I’m the farthest thing from a scientist, but I have tremendous respect for those who can work that side of the brain. What I admire about scientists is how they draw conclusions. They don’t work much with feelings. They work with facts.
I recently spoke at a large university and talked with the students about negative self-talk. (If you’ve seen me speak, you’ve probably heard me talk about the “mental heckler.”) So many of them doubt their ability to compete at this high level institution. They fear the workload and question their social skills. In spite of their previous academic success, a lot of these folks are really insecure.
Scientists, I explained, form hypotheses, but they don’t draw conclusions based on their feelings. They use a systematic approach to obtaining truth. First they conduct an experiment. Then they analyze the data. Finally, a conclusion is drawn. In other words, instead of accepting their hunch as absolute truth, they take action with an outcome in mind, and then see what happens.

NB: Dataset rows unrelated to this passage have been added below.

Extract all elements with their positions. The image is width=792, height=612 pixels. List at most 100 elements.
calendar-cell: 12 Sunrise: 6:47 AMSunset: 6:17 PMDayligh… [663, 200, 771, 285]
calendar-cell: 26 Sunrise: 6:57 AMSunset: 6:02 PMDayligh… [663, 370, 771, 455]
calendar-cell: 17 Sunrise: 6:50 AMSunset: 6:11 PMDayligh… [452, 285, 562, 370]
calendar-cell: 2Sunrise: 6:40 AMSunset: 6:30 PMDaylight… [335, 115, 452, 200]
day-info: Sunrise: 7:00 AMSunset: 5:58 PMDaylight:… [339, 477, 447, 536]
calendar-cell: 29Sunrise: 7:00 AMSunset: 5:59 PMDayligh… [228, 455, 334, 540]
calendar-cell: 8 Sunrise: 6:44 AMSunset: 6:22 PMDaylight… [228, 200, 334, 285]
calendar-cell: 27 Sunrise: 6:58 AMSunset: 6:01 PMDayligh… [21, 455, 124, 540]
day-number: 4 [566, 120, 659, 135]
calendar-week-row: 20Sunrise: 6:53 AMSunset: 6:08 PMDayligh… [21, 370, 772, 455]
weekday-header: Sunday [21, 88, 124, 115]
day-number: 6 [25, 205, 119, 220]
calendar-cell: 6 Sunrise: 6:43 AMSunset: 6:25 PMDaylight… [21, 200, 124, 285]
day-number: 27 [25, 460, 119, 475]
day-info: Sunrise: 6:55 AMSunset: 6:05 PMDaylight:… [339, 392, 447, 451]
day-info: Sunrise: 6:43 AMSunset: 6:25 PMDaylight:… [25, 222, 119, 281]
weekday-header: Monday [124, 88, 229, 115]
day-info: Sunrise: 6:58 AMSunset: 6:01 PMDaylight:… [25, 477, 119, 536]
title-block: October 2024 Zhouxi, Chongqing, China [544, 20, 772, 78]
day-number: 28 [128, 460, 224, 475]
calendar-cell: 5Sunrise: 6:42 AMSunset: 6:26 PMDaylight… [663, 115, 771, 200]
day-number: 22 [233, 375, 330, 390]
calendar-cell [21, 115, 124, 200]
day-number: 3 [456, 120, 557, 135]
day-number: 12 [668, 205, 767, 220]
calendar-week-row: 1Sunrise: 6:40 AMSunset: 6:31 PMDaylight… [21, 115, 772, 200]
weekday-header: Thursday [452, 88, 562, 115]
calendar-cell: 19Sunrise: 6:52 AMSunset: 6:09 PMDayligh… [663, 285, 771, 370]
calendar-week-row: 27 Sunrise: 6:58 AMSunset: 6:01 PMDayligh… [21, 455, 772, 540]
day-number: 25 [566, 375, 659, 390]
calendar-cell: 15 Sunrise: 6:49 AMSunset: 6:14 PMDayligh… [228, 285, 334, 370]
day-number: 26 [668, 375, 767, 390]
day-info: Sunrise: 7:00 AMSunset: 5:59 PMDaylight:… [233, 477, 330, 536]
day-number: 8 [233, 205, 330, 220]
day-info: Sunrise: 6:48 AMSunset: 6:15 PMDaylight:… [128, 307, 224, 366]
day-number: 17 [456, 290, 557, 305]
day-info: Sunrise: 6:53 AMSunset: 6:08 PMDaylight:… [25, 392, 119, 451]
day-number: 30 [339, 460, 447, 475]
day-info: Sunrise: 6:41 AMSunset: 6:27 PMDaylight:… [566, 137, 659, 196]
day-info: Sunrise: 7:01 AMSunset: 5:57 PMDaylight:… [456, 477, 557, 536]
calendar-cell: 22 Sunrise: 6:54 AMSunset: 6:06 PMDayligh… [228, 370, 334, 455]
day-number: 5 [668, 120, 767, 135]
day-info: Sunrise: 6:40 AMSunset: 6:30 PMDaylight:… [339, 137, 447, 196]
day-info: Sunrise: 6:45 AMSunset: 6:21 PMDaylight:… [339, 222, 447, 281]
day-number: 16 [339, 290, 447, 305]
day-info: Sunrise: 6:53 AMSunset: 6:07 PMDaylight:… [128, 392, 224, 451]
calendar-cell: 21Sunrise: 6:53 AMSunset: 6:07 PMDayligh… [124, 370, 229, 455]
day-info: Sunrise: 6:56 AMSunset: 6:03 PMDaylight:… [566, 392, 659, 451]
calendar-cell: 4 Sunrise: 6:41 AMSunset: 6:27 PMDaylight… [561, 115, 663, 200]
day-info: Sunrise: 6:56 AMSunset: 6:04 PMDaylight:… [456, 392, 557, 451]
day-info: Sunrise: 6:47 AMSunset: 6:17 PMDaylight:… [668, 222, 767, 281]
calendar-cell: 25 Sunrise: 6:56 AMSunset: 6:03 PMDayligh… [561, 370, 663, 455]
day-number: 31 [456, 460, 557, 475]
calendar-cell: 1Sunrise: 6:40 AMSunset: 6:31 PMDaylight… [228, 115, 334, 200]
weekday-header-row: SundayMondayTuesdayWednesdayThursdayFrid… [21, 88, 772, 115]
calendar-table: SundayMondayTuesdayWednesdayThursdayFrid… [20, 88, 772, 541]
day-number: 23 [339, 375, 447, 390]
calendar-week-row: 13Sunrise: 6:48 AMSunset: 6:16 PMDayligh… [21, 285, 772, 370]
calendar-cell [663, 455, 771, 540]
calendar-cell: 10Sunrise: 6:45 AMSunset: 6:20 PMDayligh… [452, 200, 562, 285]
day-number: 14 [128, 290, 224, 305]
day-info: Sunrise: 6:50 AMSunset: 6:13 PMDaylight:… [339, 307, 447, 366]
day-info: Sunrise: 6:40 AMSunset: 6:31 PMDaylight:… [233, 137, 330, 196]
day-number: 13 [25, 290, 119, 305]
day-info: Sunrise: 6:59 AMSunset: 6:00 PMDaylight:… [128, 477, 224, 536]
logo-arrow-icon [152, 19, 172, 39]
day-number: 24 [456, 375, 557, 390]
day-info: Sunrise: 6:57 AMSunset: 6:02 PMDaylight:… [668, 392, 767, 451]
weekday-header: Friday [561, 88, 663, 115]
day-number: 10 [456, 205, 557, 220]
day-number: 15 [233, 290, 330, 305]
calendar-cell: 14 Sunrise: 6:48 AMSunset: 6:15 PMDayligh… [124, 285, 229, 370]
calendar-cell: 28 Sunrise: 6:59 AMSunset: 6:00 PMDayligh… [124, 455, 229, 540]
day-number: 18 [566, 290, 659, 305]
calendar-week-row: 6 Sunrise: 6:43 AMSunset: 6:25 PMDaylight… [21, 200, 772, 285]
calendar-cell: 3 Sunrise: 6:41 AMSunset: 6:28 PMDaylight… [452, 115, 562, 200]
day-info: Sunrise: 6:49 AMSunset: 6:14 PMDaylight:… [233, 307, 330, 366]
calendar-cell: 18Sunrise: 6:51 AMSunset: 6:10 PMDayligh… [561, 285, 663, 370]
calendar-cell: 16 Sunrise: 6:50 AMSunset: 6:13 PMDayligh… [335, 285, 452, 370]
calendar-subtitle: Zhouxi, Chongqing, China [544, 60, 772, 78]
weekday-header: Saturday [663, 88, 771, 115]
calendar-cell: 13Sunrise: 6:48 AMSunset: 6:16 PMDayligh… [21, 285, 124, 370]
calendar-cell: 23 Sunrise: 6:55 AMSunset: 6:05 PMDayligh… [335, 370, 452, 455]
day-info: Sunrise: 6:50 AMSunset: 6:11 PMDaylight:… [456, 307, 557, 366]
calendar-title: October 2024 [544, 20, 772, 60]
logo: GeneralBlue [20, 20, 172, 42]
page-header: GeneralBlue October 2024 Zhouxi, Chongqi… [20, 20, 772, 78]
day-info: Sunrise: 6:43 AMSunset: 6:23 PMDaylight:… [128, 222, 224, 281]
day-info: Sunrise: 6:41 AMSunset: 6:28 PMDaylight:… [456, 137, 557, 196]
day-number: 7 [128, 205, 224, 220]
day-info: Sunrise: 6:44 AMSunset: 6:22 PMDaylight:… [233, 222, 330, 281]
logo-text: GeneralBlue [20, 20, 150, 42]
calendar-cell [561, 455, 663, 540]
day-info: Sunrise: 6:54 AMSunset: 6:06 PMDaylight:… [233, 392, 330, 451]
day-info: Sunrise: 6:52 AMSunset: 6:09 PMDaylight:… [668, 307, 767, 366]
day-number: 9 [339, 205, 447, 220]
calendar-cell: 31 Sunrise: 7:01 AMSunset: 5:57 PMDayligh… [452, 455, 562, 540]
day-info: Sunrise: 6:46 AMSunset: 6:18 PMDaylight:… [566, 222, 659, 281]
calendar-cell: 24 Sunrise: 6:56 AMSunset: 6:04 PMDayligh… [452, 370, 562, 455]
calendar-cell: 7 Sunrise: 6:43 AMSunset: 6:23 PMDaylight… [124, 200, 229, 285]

I think that’s a great way for us to measure ourselves. We need to approach life as an experiment. We need to put ourselves out there, pursue goals with everything we’ve got and then see how we do. Only then will we know the truth about our ability.
Think you’re not good enough? Think you’ll get rejected? Think you’ll fail? Prove it. Conduct an experiment. Take action and get the facts.
My hypothesis: You’re better than you think.